You only have to look at the face of a baby who is introduced to a bitter food to know that it is an acquired taste!

As we grow and mature, we lose taste buds and are able to tolerate bitter plants safely in small quantities. Yet in today’s industrialised food scene, even adults baulk at bitter flavours and prefer the ubiquitous sweet and salty foods that have been designed to stimulate our palettes and make us eat more. We put sugar and milk in our coffee, we eat low cacao, high sugar and milk chocolate, we eschew grapefruit and citrus peel, and hate radicchio, radish and endive. Many even dislike the bitterness of olive oil. Somehow beer, although bitter, seems to be well tolerated, possibly because of its alcoholic side effects.

We often think we know more than our ancestors did, but they had a comprehensive understanding of the curative power of plants. One of the many examples is willow bark, which was ingested to ease pain and relieve fever for thousands of years; today we distil the active ingredient in it to make the painkiller aspirin. To protect themselves against predators, plants produce chemical compounds, many of which are bitter tasting and even poisonous. Evolutionarily, bitter tastes warned humans and animals of the potential of the plant to make us sick or even kill us. However, there is another side to bitter tasting vegetables, herbs and fruit - they help to improve digestion and stimulate the appetite, they can balance out sweeter flavours and make our cooking more complex and interesting.

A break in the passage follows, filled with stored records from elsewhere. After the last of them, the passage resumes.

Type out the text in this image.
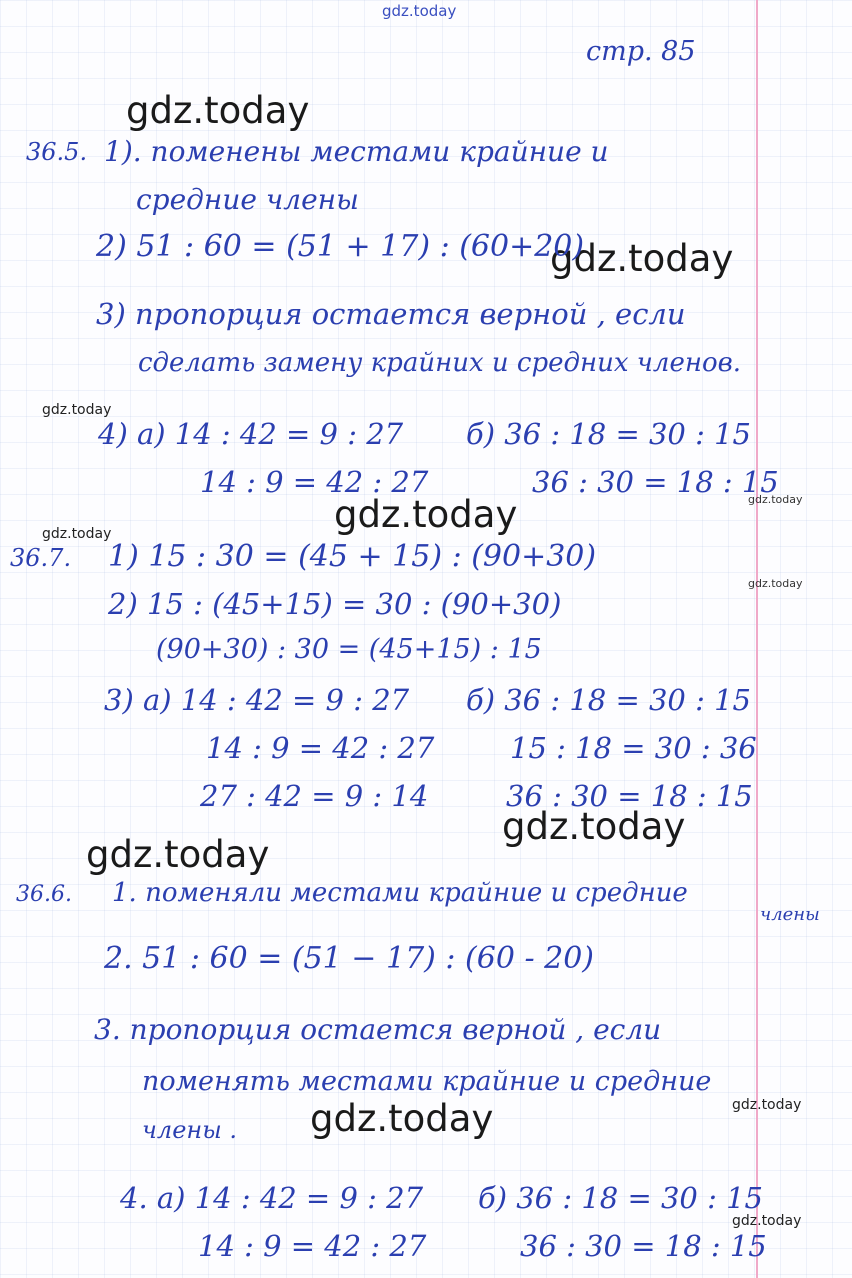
gdz.today
gdz.today
gdz.today
gdz.today
gdz.today
gdz.today
gdz.today
gdz.today
gdz.today
gdz.today
gdz.today	gdz.today
gdz.today
стр. 85
36.5. 1). поменены местами крайние и
средние члены
2) 51 : 60 = (51 + 17) : (60+20)
3) пропорция остается верной , если
сделать замену крайних и средних членов.
4) а) 14 : 42 = 9 : 27 б) 36 : 18 = 30 : 15
14 : 9 = 42 : 27	36 : 30 = 18 : 15
36.7. 1) 15 : 30 = (45 + 15) : (90+30)
2) 15 : (45+15) = 30 : (90+30)
(90+30) : 30 = (45+15) : 15
3) а) 14 : 42 = 9 : 27 б) 36 : 18 = 30 : 15
14 : 9 = 42 : 27	15 : 18 = 30 : 36
27 : 42 = 9 : 14	36 : 30 = 18 : 15
36.6. 1. поменяли местами крайние и средние
члены
2. 51 : 60 = (51 − 17) : (60 - 20)
3. пропорция остается верной , если
поменять местами крайние и средние
члены .
4. а) 14 : 42 = 9 : 27 б) 36 : 18 = 30 : 15
14 : 9 = 42 : 27	36 : 30 = 18 : 15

As Jennifer McLagan explains in her book “Bitter - A taste of the world’s most dangerous flavour”, we know of the benefits of vitamins and fibre in plants, but we are now discovering that phytochemicals are equally important, some are anti-oxidant protecting our tissues from damage and disease, some are anti-inflammatory or analgesic, some reduce fevers. A number of these compounds are responsible for the bitter taste of plants and are grouped according to their chemical composition into phenols, polyphenols, flavonoids, glucosinolates, terpenes and alkaloids.   

The best way to benefit from these phytochemicals is to eat many different plants and not to avoid the bitter tasting ones. I encourage you to start your discovery of the many grades and subtleties of this complicated and intriguing taste, from the downright tongue-curling to the soft and elusive.